# Text Search with TF-IDF

For some people exposed to AI, it's the first time they've seen what automation is capable of.
Automation has been around for a lot longer than AI, though, and programmers have used it to solve a lot of problems.

Given a structured document and a query, produce TF-IDF vectors for the
document's text and find the section that's most similar to the query.

## Definitions

* TF-IDF: term-frequency times inverse document-frequency

## Research and Tooling

* https://medium.com/@yassineerraji/understanding-textrank-a-deep-dive-into-graph-based-text-summarization-and-keyword-extraction-905d1fb5d266
* https://scikit-learn.org/stable/modules/feature_extraction.html#tfidf-term-weighting
* https://courses.cs.washington.edu/courses/cse373/17au/project3/project3-2.html

In [None]:
%pip install scikit-learn networkx

In [30]:
import json
from sklearn.feature_extraction.text import TfidfVectorizer
from sklearn.metrics.pairwise import cosine_similarity
import networkx as nx
import numpy as np

with open('data/chapter-1-structured-content.json') as file:
    data = json.load(file)

query = "How do I collect data?"
# query = "How do I switch to dark mode"

sentences = []
for section in data:
    sentences.append(section['section_title'])
    sentences.append(section['content'])
    for subsection in section['subsections']:
        sentences.append(subsection['subsection_title'])
        sentences.append(subsection['content'])
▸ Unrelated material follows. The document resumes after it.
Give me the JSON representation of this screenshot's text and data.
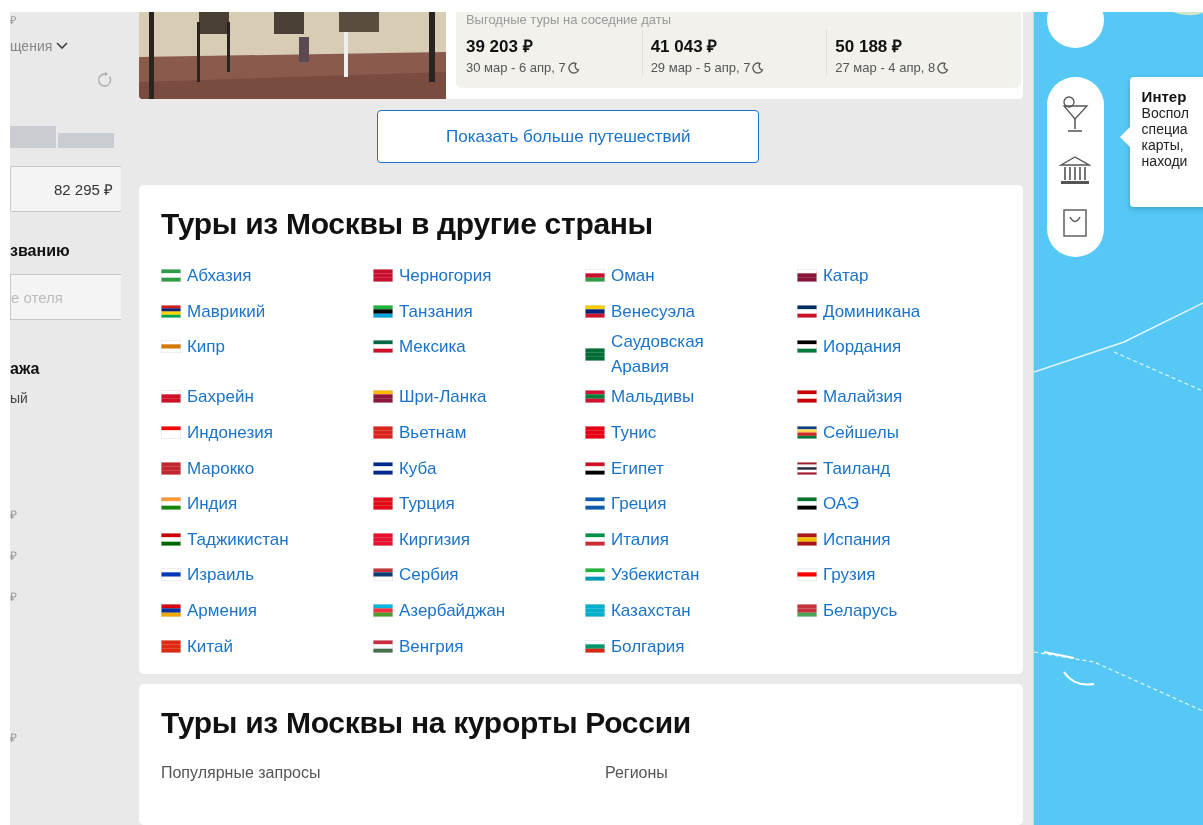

# print("Sentences:", sentences)
# print("Count:", len(sentences))

vectorizer = TfidfVectorizer()
X = vectorizer.fit_transform(sentences)
Y = vectorizer.transform([query])

# print("X", X)
# print("Y", Y)

sim_matrix = cosine_similarity(X, Y)

print("similarity", sim_matrix)

match_index = np.where(sim_matrix == sim_matrix.max())[0][0]
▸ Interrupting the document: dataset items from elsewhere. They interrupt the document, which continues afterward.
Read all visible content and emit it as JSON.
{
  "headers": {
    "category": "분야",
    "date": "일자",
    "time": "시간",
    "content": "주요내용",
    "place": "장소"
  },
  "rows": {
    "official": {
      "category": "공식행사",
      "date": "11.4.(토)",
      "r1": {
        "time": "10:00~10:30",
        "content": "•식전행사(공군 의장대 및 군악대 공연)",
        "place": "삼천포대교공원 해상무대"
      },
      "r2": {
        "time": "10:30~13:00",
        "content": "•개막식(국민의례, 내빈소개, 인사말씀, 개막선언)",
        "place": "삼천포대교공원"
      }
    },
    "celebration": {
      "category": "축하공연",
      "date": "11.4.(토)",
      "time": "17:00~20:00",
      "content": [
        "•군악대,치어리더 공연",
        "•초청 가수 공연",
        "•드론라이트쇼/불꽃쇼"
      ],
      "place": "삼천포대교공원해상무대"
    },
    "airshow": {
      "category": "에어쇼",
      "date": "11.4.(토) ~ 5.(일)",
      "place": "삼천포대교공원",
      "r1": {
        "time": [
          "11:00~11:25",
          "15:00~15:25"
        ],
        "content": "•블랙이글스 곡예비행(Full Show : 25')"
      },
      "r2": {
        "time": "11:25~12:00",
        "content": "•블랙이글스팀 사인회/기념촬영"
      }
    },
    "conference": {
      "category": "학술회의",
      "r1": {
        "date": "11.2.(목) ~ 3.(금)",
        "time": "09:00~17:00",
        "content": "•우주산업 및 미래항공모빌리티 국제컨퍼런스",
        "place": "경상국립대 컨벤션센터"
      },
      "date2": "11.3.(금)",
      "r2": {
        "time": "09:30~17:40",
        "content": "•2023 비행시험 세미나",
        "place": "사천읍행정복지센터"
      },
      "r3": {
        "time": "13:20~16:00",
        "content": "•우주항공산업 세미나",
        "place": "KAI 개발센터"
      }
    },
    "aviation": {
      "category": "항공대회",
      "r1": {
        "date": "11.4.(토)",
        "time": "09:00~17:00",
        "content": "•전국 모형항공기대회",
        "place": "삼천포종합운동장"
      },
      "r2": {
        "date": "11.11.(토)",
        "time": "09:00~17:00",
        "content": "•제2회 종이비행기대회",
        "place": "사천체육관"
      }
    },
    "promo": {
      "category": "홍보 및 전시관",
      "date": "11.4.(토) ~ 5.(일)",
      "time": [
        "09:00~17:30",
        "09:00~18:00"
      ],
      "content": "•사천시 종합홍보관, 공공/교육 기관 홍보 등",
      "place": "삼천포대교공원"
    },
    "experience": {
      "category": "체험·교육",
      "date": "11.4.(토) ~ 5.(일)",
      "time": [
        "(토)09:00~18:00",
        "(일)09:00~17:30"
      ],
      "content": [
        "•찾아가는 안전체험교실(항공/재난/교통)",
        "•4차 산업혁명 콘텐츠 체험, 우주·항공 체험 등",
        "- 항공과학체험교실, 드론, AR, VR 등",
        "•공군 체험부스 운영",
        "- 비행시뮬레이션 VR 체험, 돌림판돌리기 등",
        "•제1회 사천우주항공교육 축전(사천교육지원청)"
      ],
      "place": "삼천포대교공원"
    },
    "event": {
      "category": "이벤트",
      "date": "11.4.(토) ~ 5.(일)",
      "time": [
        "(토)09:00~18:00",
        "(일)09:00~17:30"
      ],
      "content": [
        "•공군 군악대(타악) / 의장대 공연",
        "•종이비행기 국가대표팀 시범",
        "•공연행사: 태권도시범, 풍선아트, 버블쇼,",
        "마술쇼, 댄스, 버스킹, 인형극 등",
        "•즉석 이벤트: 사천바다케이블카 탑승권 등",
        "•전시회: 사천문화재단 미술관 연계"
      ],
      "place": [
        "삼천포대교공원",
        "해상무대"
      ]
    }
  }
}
print("Match Index:", match_index)
print("Match", sentences[match_index])

# nx_graph = nx.from_numpy_array(sim_matrix)

# print("graph", nx_graph)

# scores = nx.pagerank(nx_graph)

# print("scores", scores)

# ranked = sorted(((scores[i], s) for i, s in enumerate(sentences)), reverse=True)
# summary = " . ".join([s for _, s in ranked[:10]])
# print("Summary:", summary)

similarity [[0.        ]
 [0.        ]
 [0.        ]
 [0.        ]
 [0.        ]
 [0.        ]
 [0.        ]
 [0.        ]
 [0.        ]
 [0.14701702]
 [0.13164123]
 [0.16353832]
 [0.13849012]
 [0.08850576]
 [0.        ]
 [0.11962411]
 [0.        ]
 [0.0495944 ]
 [0.        ]
 [0.        ]
 [0.06741477]
 [0.04413062]
 [0.0873697 ]
 [0.04366586]
 [0.        ]
 [0.        ]
 [0.        ]
 [0.        ]
 [0.        ]
 [0.06645695]
 [0.10099313]
 [0.06270593]
 [0.        ]
 [0.        ]
 [0.        ]
 [0.03664802]
 [0.13849012]
 [0.04726681]
 [0.10315145]
 [0.04256482]
 [0.        ]
 [0.04511777]
 [0.        ]
 [0.        ]
 [0.        ]
 [0.        ]
 [0.        ]
 [0.05286617]]
Match Index: 11
Match Choose Sensor Data Collection to collect data from Vernier sensors including Go Direct sensors, Go!Temp and Go!Motion USB sensors, and wired LabQuest sensors.